Core Scientific – one of world’s biggest publicly traded crypto mining firms – has announced it is considering bankruptcy protection as its stock has fallen by over 90 percent since the beginning of the year. The company has also stated it’s not likely to make any upcoming debt payments.
Core Scientific Says It’s Thinking About Bankruptcy
Core Scientific has been in trouble for some time. Not long ago, the firm mentioned it was going to release more than ten percent of its staff as a means of dealing with the ever-falling crypto space. CEO Mike Levitt mentioned at the time that the crypto mining scene was changing rapidly. He commented:
A lot of folks that don’t have a home for their mining equipment also don’t have capital… In the good old days, we used to be a reseller of servers, and there was margin in that. We could look at the margin of that and combine that with our hosting agreements and look at the overall profitability. Now, we really don’t have a very vibrant reseller business because most folks are going directly to the manufacturers. Our hosting business needs to stand on its own two feet.
The digital currency arena has been crashing and burning since the beginning of the year, with assets like bitcoin losing more than 70 percent of their value and the crypto arena losing more than $2 trillion in overall valuation.
As a result, Core Scientific and many other companies are likely feeling the heat and don’t seem to know what to do, thus looking at bankruptcy as the only viable option. Other companies to walk this path over the past few weeks and months include Celsius – a lending network – and Voyager Digital.
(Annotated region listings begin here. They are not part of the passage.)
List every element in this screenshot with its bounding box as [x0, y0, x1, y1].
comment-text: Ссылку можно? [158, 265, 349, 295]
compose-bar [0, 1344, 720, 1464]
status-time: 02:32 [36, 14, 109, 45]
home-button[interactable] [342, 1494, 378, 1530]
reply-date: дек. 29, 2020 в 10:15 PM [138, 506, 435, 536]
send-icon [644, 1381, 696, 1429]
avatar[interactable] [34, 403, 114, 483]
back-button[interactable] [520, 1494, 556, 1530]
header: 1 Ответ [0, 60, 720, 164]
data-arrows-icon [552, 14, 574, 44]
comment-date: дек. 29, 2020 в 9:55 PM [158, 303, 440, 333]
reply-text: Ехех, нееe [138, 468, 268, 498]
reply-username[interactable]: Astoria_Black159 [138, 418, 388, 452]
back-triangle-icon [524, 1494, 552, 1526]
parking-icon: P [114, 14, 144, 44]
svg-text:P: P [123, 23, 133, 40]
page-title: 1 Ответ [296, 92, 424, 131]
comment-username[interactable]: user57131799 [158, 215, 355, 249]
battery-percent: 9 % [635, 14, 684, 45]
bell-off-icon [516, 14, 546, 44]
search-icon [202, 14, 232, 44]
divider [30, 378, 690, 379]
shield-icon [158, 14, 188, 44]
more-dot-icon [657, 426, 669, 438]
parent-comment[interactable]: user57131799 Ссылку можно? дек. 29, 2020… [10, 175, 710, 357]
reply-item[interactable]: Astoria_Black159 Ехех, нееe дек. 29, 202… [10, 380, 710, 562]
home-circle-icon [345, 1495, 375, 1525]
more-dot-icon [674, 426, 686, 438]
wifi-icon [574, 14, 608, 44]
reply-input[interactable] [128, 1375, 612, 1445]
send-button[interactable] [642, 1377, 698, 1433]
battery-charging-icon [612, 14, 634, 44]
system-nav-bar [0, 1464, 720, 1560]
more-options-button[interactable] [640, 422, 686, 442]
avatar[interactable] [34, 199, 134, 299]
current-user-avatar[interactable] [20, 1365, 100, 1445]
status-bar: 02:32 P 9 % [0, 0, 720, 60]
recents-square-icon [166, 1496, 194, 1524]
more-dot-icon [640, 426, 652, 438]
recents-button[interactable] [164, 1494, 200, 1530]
Core Scientific stock shares have fallen by about 97 percent. Last June, the firm sold nearly all its bitcoin holdings (likely at a significant loss given that was the month when bitcoin was trading in the $17K range for the first time in about two years), though the company is still down nearly $27 million.
What Alternatives Exist?
Based in Austin, Texas, Core Scientific has mentioned it’s going to look for financial alternatives so it can stay in business and customers can potentially experience few negative effects, though many analysts are claiming bankruptcy could be the only option for the ailing firm. Analysts at Compass Point recently commented in a report:
With the substantial decline in mining rig prices in 2022, we believe there’s a significant chance the creditors holding this debt decide to restructure instead of taking possession of the collateral. Still, without knowing how discussions are going with CORZ’s creditors, we think a scenario where CORZ files for Chapter 11 protection has to be taken seriously, especially if BTC prices decline further from current levels.